秘密結社セフィロトの木蔭☆グラマス日記帳

小説や日々のあれこれを書いていこうと思います。

マグヌム☆オプス −狭間の記憶− 序節「荒野」

空は青く、硬く乾いた広大で平らな荒野……
 
点在するわずかばかりの枯れ草が砂塵を散らす微かな風に揺れ、地表と同じ有り様の小さな丘が台地型に隆起しているのがあちこちにいくつか見てとれる。
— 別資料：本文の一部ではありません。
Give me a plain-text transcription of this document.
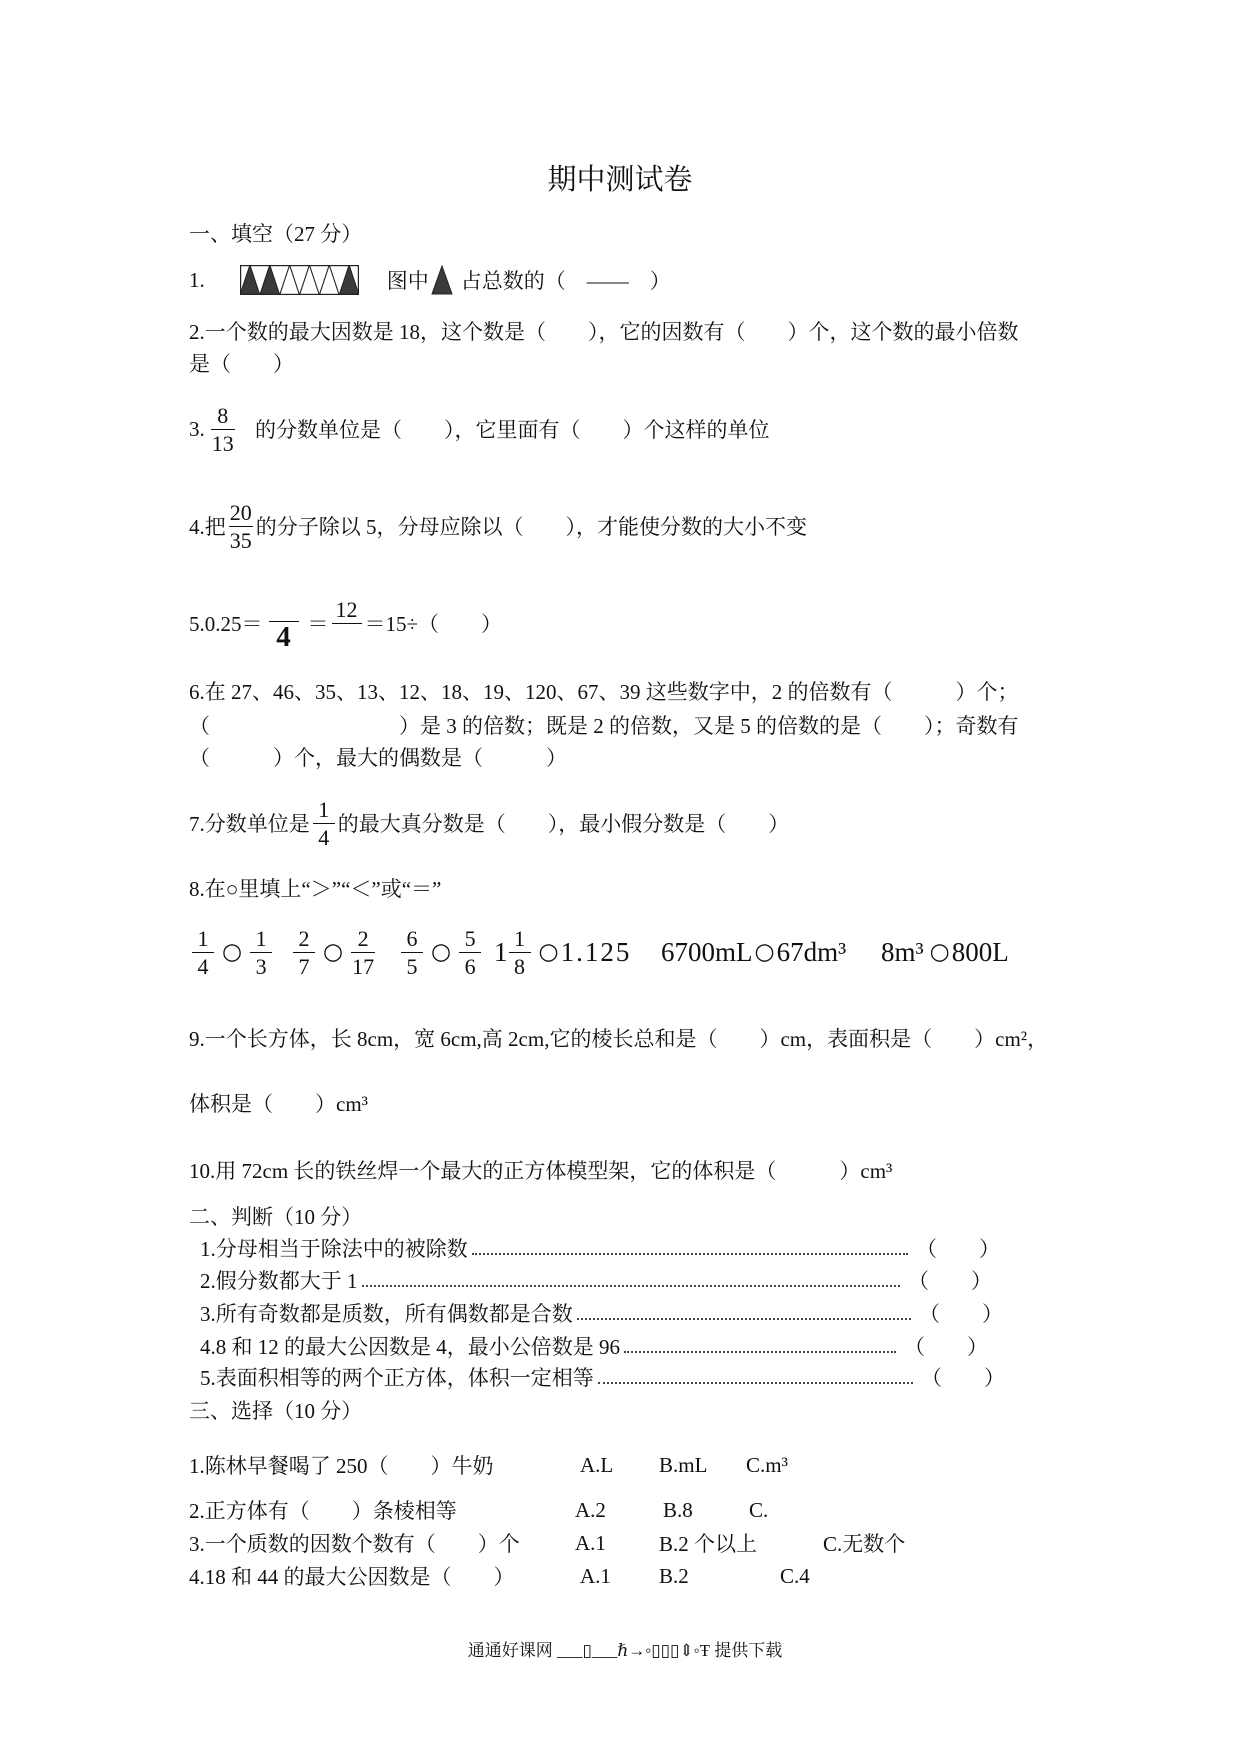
期中测试卷
一、填空（27 分）
1.	图中 占总数的（　——　）
2.一个数的最大因数是 18，这个数是（　　），它的因数有（　　）个，这个数的最小倍数
是（　　）
3. $\frac{8}{13}$ 的分数单位是（　　），它里面有（　　）个这样的单位
4.把 $\frac{20}{35}$ 的分子除以 5，分母应除以（　　），才能使分数的大小不变
5.0.25＝ 4 ＝
12
＝15÷（　　）
6.在 27、46、35、13、12、18、19、120、67、39 这些数字中，2 的倍数有（　　　）个；
（　　　　　　　　　）是 3 的倍数；既是 2 的倍数，又是 5 的倍数的是（　　）；奇数有
（　　　）个，最大的偶数是（　　　）
7.分数单位是 $\frac{1}{4}$ 的最大真分数是（　　），最小假分数是（　　）
8.在○里填上“＞”“＜”或“＝”
$\frac{1}{4}$ ○ $\frac{1}{3} \frac{2}{7}$ ○ $\frac{2}{17} \frac{6}{5}$ ○ $\frac{5}{6} 1 \frac{1}{8}$ ○ 1.125 6700mL ○ 67dm³ 8m³ ○ 800L
9.一个长方体，长 8cm，宽 6cm,高 2cm,它的棱长总和是（　　）cm，表面积是（　　）cm²，
体积是（　　）cm³
10.用 72cm 长的铁丝焊一个最大的正方体模型架，它的体积是（　　　）cm³
二、判断（10 分）
1.分母相当于除法中的被除数	（　　）
2.假分数都大于 1	（　　）
3.所有奇数都是质数，所有偶数都是合数	（　　）
4.8 和 12 的最大公因数是 4，最小公倍数是 96	（　　）
5.表面积相等的两个正方体，体积一定相等	（　　）
三、选择（10 分）
1.陈林早餐喝了 250（　　）牛奶	A.L B.mL C.m³
2.正方体有（　　）条棱相等	A.2	B.8	C.
3.一个质数的因数个数有（　　）个	A.1	B.2 个以上	C.无数个
4.18 和 44 的最大公因数是（　　）	A.1 B.2	C.4
通通好课网 ___▯___ℏ→◦▯▯▯⇕◦Ŧ 提供下载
遥か遠くにはそれよりは明らかに高いであろう白茶けた山の稜線が地平の広範に伸びている。
 
そんなひび割れた世界をゆらゆらと彼方にまで伸びる、幅広の大きな道の真ん中で、その者の意識は霞が凝固するかのようにゆっくりと顕在化していった。
 
……歩いている。
 
道といっても一定間隔の範囲で幾重にも重なった何らかの人工車両の軌跡をその大地に刻んでいるだけで、同じ荒れ果てた地表の延長にある凹みや掠れの集合が、ただの一本の大きな筋を描いているに過ぎない。
 
彼はその砂利ついた硬い土の大筋の上を、気がつくといつの間にか歩いていた。
 
大地を撫でる風とザクザクと踏み鳴らされる足音……あたりに響くのはそれだけだった。
彼にはそこに至るまでの記憶は無かったが、さして抱く疑問もなく、その道を気だるい足取りで一歩一歩 歩いていた。
あたりにはこの大地を干上がらせている原因であろう水分を含まない日差しが地表のすべてに注がれていた。
だが奇妙なことにその源であるはずの太陽は、空のどこにも見たらない。
 
彼はそんな太陽の有無など気にもかけず歩みを進めている。
視線を足元にやると、穿いているズボンが白く煤けていた。
彼は立ち止まり、それを手の甲で払い落とすと、石灰と思われる粉末が散る。
払った手の甲を翻し何気に手の平を見るとそこも砂粒と石灰にまみれていた。もう一方の手の平も同じ様子だった。
彼は両手についた砂塵を叩いて払い落としながらあたりを見回した。
 
刺すような日差しにあふれた青い空と二分する白茶けた大地。
この世界はどこまで広がってるのか? と彼が思った矢先、突っ立っている道の遥か先の地平の空間が、うっすら仄暗く煙っているように見え、空の青さをわずかに濁していた。正確には道行く先の彼方とその左方の一帯が広範囲にそのように見えた。
 
(……最初からあんなんだったか?)
 
奇妙に不釣り合いな景色だった。
よく見るとその一帯は霞のように揺らめき、そのせいかこの世界で唯一湿り気を帯びているかのようで、空の青さがやや藍色にぼんやりと染まっているように見えた。
 
彼は訝しげに首を傾けながらも、さして深く考えることもなく、再び、道沿いを気だるそうな足取りで歩き始めた。